In this study, we gave people the option of choosing a plant, and steered some of them toward a compromise option (a plant that wasn’t too flashy or high maintenance). As with the trivia website, everyone ended up getting the same plant, no matter which option they chose. But people who ended up with the plant by way of the compromise effect let theirs die 16% sooner than those who chose without a compromise option. In other words, the people who were nudged into the “Goldilocks” choice weren’t as committed to caring for the plant over the long term.

A better way

Why don’t people follow through on nudged choices? When people are subtly steered toward options, it can feel as if a decision happens on autopilot. This lack of conscious effort might lead people to feel disconnected from their choices, potentially reducing their engagement with them.

This raises all sorts of questions about social programs designed to help people make better choices. Although nudges can be a powerful lever to increase sign-ups, program organisers shouldn’t conflate the popularity of a plan with the amount of people who actually use it. As our studies show, nudges can increase the latter, but decrease the former.

Encouraging individuals to save for retirement through nudges, for instance, may boost initial participation rates but may not translate into sustained engagement or prudent financial habits over time. A nudge might get people to enroll, but it doesn’t make them feel ownership, like the choice was really theirs, so they don’t follow through as much.

In designing nudges, the focus should shift toward helping individuals follow through with their decisions, complementing nudges with strategies that promote sustained engagement and behaviour change.
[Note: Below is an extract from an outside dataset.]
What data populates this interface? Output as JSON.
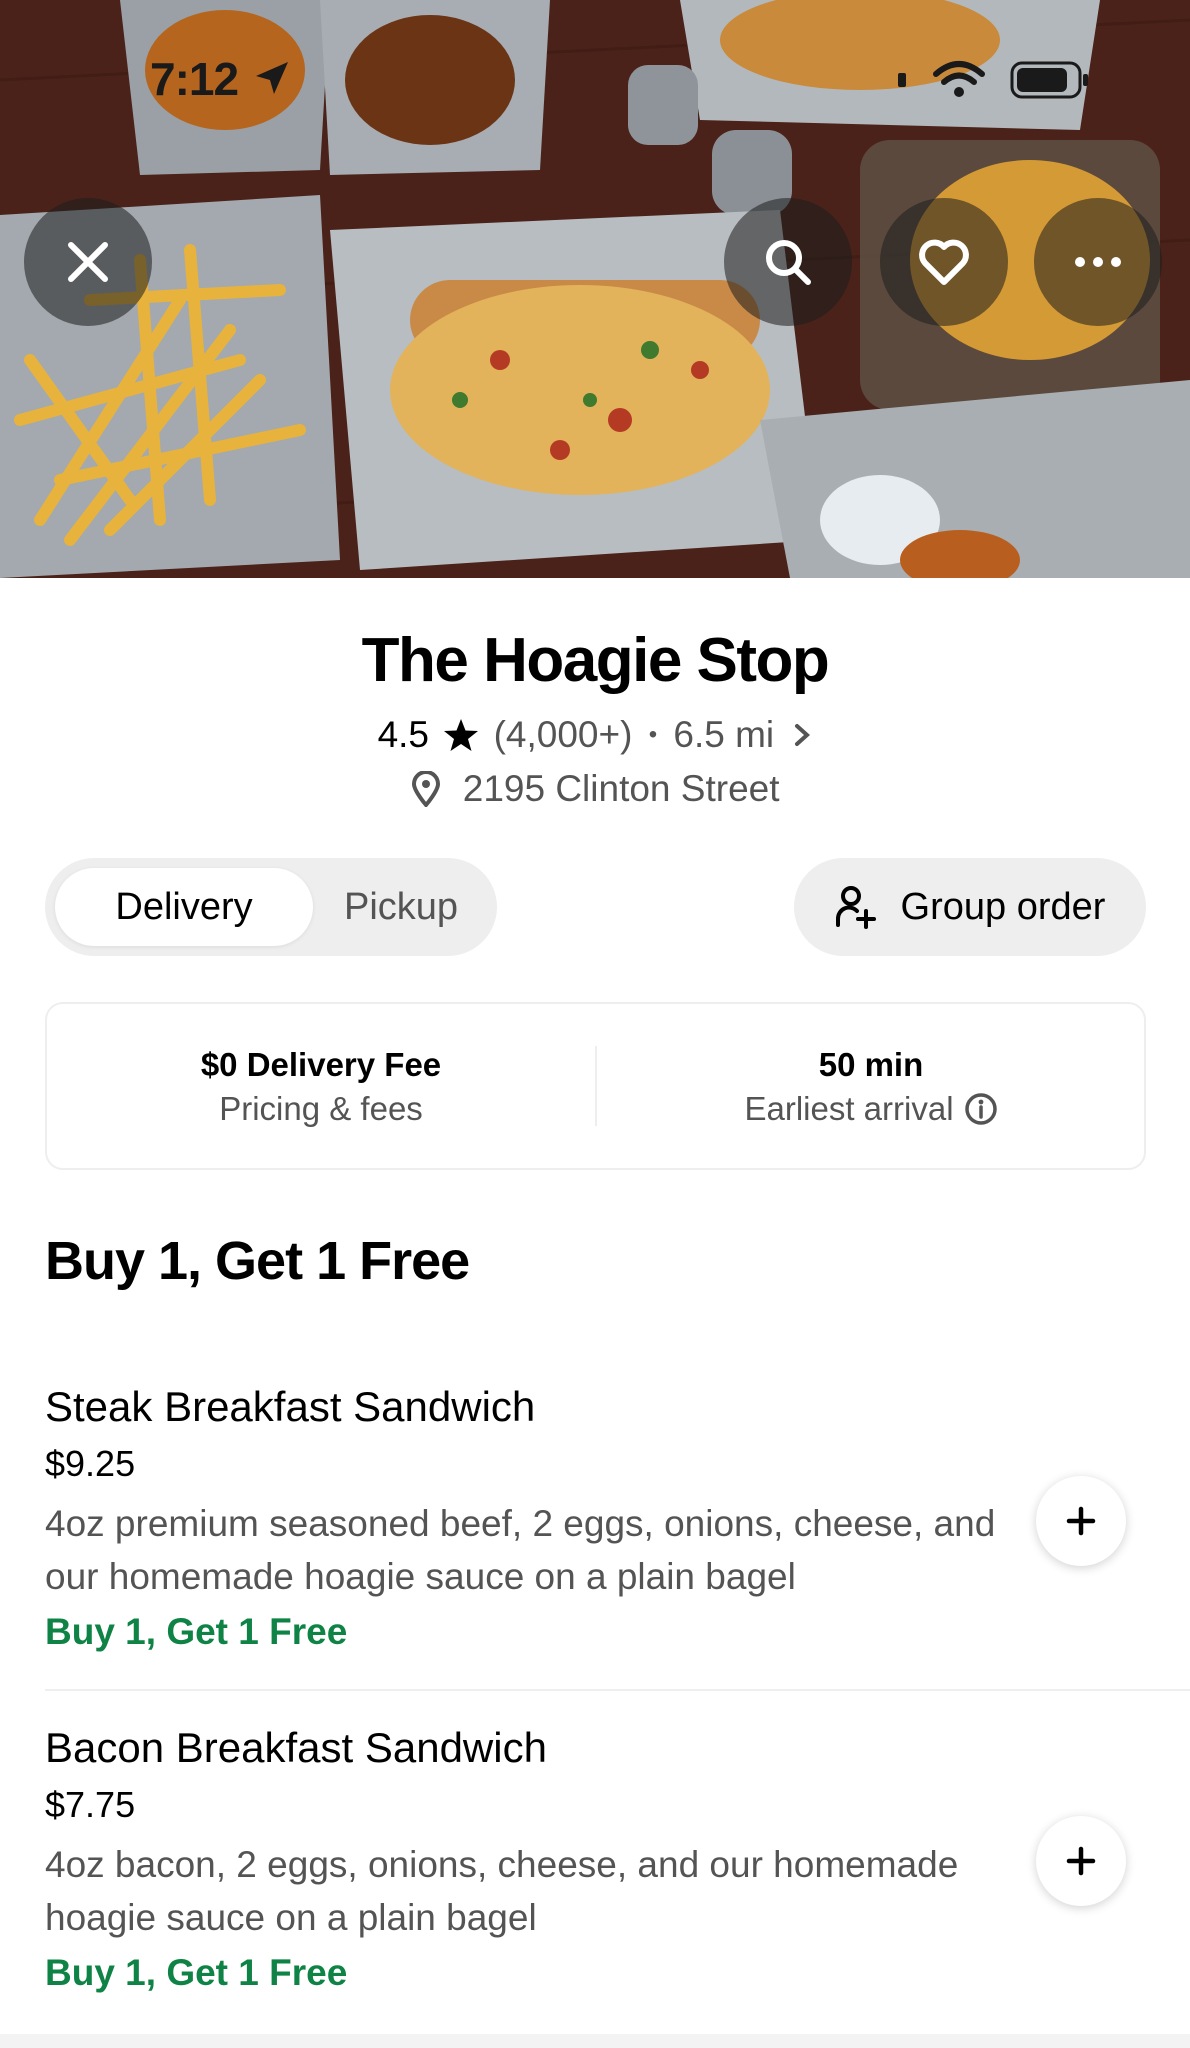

For instance, people get more motivated for tasks when you turn the jobs into games and let them share their achievements on leaderboards. (Think of the popularity of Wordle.) It feels good to have a streak and see how you stack up to others. We might be able to transfer those competitive elements to nudged choices: If you nudge people into saving for retirement, for instance, you could show them how their savings stack up against other people’s each week.

In the end, though, the main takeaway from our research is that nudges may be a great first step. But that’s all they are: a first step. Much of the hard work is what comes next.